Airline punctuality at Britain’s airports has plummeted, with the number of hour-long delays on Ryanair and Easyjet flights doubling in the last five years, according to research by Which?.
It named Stansted as the UK’s worst airport for delays, with 10% of all flights taking off an hour or more late, while Heathrow was best, at 4%. Ryanair saw the worst deterioration in punctuality of any major airline in the Which? survey, with 7.8% of its flights suffering a delay of one hour or more in 2018, compared with 3% in 2014.
Thomas Cook Airlines was worst overall, with 11.5% of its flights delayed, while Dutch carrier KLM was the best.
The budget airlines rejected the findings, saying they were the victims of air traffic control delays, extreme weather conditions and strikes.
But Which? said both airports and airlines had failed to match the rapid growth in the number of flights with the resources needed to handle an increase in traffic.

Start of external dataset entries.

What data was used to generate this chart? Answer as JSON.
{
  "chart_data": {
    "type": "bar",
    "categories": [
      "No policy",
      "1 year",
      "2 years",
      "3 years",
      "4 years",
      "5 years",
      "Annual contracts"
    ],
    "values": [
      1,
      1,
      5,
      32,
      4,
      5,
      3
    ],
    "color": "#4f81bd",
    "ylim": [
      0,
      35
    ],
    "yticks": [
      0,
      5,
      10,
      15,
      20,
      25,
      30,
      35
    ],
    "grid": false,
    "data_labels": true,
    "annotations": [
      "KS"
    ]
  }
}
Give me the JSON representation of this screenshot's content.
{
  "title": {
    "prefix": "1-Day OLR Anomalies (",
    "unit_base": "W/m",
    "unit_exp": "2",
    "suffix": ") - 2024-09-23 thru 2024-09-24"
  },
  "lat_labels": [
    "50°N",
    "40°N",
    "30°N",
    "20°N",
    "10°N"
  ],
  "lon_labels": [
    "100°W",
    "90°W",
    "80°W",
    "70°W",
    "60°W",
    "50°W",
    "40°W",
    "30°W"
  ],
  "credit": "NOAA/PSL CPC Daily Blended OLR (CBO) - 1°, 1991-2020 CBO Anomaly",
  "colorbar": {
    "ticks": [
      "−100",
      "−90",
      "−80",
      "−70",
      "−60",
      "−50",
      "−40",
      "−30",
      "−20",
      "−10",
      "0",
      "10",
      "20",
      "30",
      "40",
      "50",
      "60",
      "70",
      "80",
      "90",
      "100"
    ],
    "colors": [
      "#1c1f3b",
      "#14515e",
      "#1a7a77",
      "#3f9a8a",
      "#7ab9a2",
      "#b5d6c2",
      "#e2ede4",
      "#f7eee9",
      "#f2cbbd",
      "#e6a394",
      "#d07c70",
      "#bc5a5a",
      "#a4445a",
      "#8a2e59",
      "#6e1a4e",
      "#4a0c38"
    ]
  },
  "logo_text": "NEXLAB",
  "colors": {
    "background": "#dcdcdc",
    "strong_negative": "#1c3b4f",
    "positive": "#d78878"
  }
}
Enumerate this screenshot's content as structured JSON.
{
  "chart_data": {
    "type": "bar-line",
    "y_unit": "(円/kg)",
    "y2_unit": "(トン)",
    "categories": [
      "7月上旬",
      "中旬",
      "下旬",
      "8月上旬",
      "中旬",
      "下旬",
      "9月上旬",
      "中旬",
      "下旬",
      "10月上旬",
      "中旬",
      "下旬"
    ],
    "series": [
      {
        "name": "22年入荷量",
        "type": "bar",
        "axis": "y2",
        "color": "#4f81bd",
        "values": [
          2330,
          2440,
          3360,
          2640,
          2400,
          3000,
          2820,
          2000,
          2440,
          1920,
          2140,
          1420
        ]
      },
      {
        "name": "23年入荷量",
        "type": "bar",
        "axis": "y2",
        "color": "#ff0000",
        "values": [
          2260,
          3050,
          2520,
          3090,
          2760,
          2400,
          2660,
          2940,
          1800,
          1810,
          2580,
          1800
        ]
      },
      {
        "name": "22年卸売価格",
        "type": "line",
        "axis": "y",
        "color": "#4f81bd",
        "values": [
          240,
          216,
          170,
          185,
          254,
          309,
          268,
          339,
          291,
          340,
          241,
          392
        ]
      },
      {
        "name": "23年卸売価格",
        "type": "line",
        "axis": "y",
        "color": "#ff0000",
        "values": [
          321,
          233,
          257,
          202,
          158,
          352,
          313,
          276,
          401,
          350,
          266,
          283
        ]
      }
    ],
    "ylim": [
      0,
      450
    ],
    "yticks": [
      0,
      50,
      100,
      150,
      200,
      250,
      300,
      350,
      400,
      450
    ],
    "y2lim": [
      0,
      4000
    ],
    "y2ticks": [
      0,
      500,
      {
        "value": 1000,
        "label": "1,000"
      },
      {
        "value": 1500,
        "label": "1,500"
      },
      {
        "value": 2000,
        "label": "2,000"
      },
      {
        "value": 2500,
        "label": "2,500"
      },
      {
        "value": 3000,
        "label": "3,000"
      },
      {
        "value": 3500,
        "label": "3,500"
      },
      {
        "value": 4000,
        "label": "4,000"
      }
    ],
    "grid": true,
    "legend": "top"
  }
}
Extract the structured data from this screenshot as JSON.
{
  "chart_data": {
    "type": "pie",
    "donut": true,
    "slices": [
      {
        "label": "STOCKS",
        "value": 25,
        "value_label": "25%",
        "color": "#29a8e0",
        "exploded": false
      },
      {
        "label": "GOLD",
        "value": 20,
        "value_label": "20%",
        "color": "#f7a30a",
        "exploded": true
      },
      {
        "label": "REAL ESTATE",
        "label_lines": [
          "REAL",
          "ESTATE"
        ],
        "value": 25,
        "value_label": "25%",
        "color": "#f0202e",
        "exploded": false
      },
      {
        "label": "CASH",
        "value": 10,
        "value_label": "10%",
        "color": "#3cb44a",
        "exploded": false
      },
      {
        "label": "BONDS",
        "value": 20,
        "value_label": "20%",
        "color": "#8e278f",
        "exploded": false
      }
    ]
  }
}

It analysed 10m flights, and estimated that last year alone 17 million passengers were affected by delays, but most passengers were not entitled to compensation because this is only payable after a three-hour delay.
Naomi Leach from Which? Travel said: “It is unacceptable for passengers to be regularly inconvenienced with delays that can leave them hundreds of pounds out of pocket when they miss connections or transfers, are fined for picking up their hire car late or miss their train or cab home.”
In a robust response, Ryanair rejected the findings. In a statement, it said: “These Which? figures are inflated and inaccurate. They refer to 2018, which was the worst year on record for ATC delays in Europe.”
EasyJet and Thomas Cook both claimed factors beyond their control were to blame for the delays, such as airspace, weather and strikes.
Stansted said it had posted significantly improved results in the first quarter of 2019, in part because Ryanair had invested in additional resourcing and equipment to support ground operation.
While delays at British Airways improved over the five-year period, over the weekend furious customers attacked the airline for its handling of the pilots’ strike planned for September.
Customers swamped BA helplines, and many passengers reported calling every hour but never getting through. Others messaged the company on Twitter with their frustrations, some complaining they would miss weddings and honeymoons.
Scott Kishere, a filmmaker and police community officer, said: “My wife and I have been told that our flight to Toronto has been cancelled. This was a full package we booked through BA for our 10-year wedding anniversary. I have made over 100 attempts to contact them for a refund and they’re not answering.”
BA said it was receiving nine times its normal call volumes and that 500 staff worked over the weekend to help sort out customer issues. But the airline admitted to adding to the chaos, after it sent some customers an email to say their flight had been cancelled, even though the flight was on a non-strike day and was scheduled to go ahead.
After it realised the error, BA emailed customers again but by that time many had rebooked with other airlines.
In a statement, it said: “We are sorry for any confusion and inconvenience this has caused. We would encourage anyone who has incurred any expenses as a direct result to get in touch, and we will deal with each case on an individual basis.”